H’tota Port could tap relay service | Sunday Observer

H’tota Port could tap relay service

While the Hambantota Port is likely to take at least 10 to 15 years to be on par with the Colombo Port for transshipment business, in the meantime the strategically located Port has possibilities of providing a relay service by tying up with a major shipping line, a senior maritime industry official said. According to Director, Logistics at the Sri Lanka Ports Authority (SLPA), Upali de Soyza the Hambantota Port is...

...located in the centre of the transshipment hub that can relay transshipment cargo to the Gulf, African and South African ports.

“In the case of transshipment, connectivity is very important.

We will need better feeder network and a regular network.

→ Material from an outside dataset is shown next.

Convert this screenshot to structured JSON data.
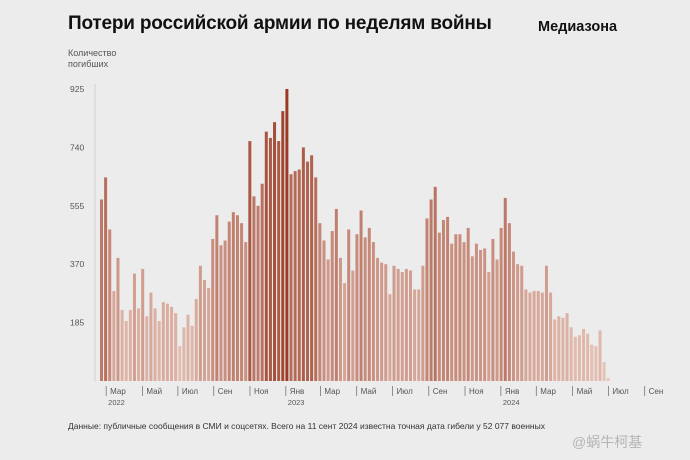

At present, we have all the major shipping lines in the world calling on Colombo and to come to that position, Hambantota will take about 10 to 15 years,” said de Soyza.

The official’s comments came during a panel discussion on ‘The Past, Present and Future of Sri Lanka’s Geo Position and International Trade’ organized by the Sri Lanka Society of Transport and Logistics (SLSTL) in collaboration with the Sri Lanka Association for Political Economy (SLAPE) and Departments of History, Economics, Geography and International Relations of University of Colombo.

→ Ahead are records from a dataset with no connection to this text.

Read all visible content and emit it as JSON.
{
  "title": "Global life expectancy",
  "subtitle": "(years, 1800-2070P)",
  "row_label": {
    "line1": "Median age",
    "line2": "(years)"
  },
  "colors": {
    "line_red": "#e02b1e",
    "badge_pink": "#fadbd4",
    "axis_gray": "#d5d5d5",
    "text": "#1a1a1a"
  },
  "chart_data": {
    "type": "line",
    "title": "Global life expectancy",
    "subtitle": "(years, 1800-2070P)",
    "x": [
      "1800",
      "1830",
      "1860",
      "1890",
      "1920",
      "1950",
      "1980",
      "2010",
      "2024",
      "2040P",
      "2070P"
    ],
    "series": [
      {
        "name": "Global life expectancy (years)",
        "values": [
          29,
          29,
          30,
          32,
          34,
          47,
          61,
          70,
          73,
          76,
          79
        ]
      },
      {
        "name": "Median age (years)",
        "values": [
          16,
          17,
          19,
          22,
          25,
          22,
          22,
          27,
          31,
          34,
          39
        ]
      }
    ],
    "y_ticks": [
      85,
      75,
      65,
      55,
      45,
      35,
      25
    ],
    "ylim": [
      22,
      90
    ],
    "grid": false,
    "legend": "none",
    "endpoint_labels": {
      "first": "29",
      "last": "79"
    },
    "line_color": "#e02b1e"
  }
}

“The Chinese company’s plan is to promote industries through the industrial zone in Hambantota and to generate more volumes.

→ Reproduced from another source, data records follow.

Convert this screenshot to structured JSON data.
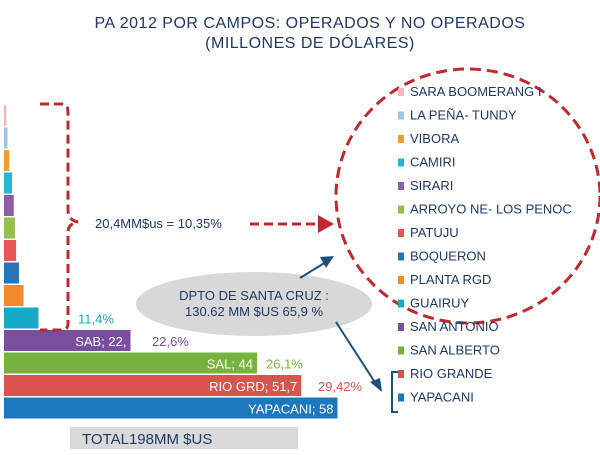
{
  "title_line1": "PA 2012 POR CAMPOS:  OPERADOS Y NO OPERADOS",
  "title_line2": "(MILLONES DE DÓLARES)",
  "colors": {
    "sara": "#f4b6b2",
    "pena": "#9dc3e6",
    "vibora": "#f39c34",
    "camiri": "#23b9d6",
    "sirari": "#8e5fa8",
    "arroyo": "#92c24b",
    "patuju": "#e85656",
    "boqueron": "#2874b8",
    "planta": "#f08a2c",
    "guairuy": "#18a8c8",
    "sanantonio": "#7a4e9e",
    "sanalberto": "#76b33c",
    "riogrande": "#d9534f",
    "yapacani": "#1b78bf",
    "annotation": "#c0282f",
    "arrow": "#1f4e79"
  },
  "chart_data": {
    "type": "bar",
    "orientation": "horizontal",
    "stacked_cumulative": true,
    "categories": [
      "SARA BOOMERANG I",
      "LA PEÑA- TUNDY",
      "VIBORA",
      "CAMIRI",
      "SIRARI",
      "ARROYO NE- LOS PENOC",
      "PATUJU",
      "BOQUERON",
      "PLANTA RGD",
      "GUAIRUY",
      "SAN ANTONIO",
      "SAN ALBERTO",
      "RIO GRANDE",
      "YAPACANI"
    ],
    "values": [
      0.4,
      0.6,
      0.9,
      1.4,
      1.7,
      1.9,
      2.1,
      2.6,
      3.4,
      6.0,
      22,
      44,
      51.7,
      58
    ],
    "color_keys": [
      "sara",
      "pena",
      "vibora",
      "camiri",
      "sirari",
      "arroyo",
      "patuju",
      "boqueron",
      "planta",
      "guairuy",
      "sanantonio",
      "sanalberto",
      "riogrande",
      "yapacani"
    ],
    "bar_labels": [
      "",
      "",
      "",
      "",
      "",
      "",
      "",
      "",
      "",
      "",
      "SAB; 22,",
      "SAL; 44",
      "RIO GRD; 51,7",
      "YAPACANI; 58"
    ],
    "percent_labels": [
      "",
      "",
      "",
      "",
      "",
      "",
      "",
      "",
      "",
      "11,4%",
      "22,6%",
      "26,1%",
      "29,42%",
      ""
    ],
    "legend_entries": [
      "SARA BOOMERANG I",
      "LA PEÑA- TUNDY",
      "VIBORA",
      "CAMIRI",
      "SIRARI",
      "ARROYO NE- LOS PENOC",
      "PATUJU",
      "BOQUERON",
      "PLANTA RGD",
      "GUAIRUY",
      "SAN ANTONIO",
      "SAN ALBERTO",
      "RIO GRANDE",
      "YAPACANI"
    ],
    "legend_placement": "right",
    "annotation_small_fields": "20,4MM$us = 10,35%",
    "annotation_santa_cruz": [
      "DPTO DE SANTA CRUZ :",
      "130.62 MM $US 65,9 %"
    ],
    "total_label": "TOTAL198MM $US"
  }
}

If not, there is a possibility of having a relay service by a major shipping line from Hambantota.

Until then, Colombo will be the major commercial port in Sri Lanka,” the Director Logistics at SLPA emphasised.

Meanwhile, answering a question posed by a member of the public as to why the Hambantota Port has not been able to attract ships, Senior Professor of the Department of Transport and logistics Management at the University of Moratuwa, Prof. Amal S. Kumarage said an analysis of historic development of trade showed that transport technology has been disruptive from the era of the ancient Silk Road.

“Probably that is changing yet again through technology, because now we have ships that no longer need to call at the first port they see.

They can go from beginning to end without calling anywhere,” he said. He noted that just because Hambantota is in the middle of the route, ships have no reason to call, unless Sri Lanka provided something valuable to them such as ‘value addition or economic activity’ for people passing by. During the seminar, a paper titled ‘New Archaeological Data on Sea-Borne and Inland Trade of Ancient Sri Lanka and Maritime Diffusion of Buddhist Philosophies and Art’ was presented by Professor Osmund Bopearachchi of University of California, Berkeley, USA.

Bopearachchi is the Adjunct Professor of Central and South Asian Art, Archaeology, and Numismatics, University of California, Berkeley and Emeritus Director of Research of the French National Centre for Scientific Research (C.N.R.S.-E.N.S. Paris) and former Visiting Professor and Member of the Doctoral School VI of the Paris IV-Sorbonne University.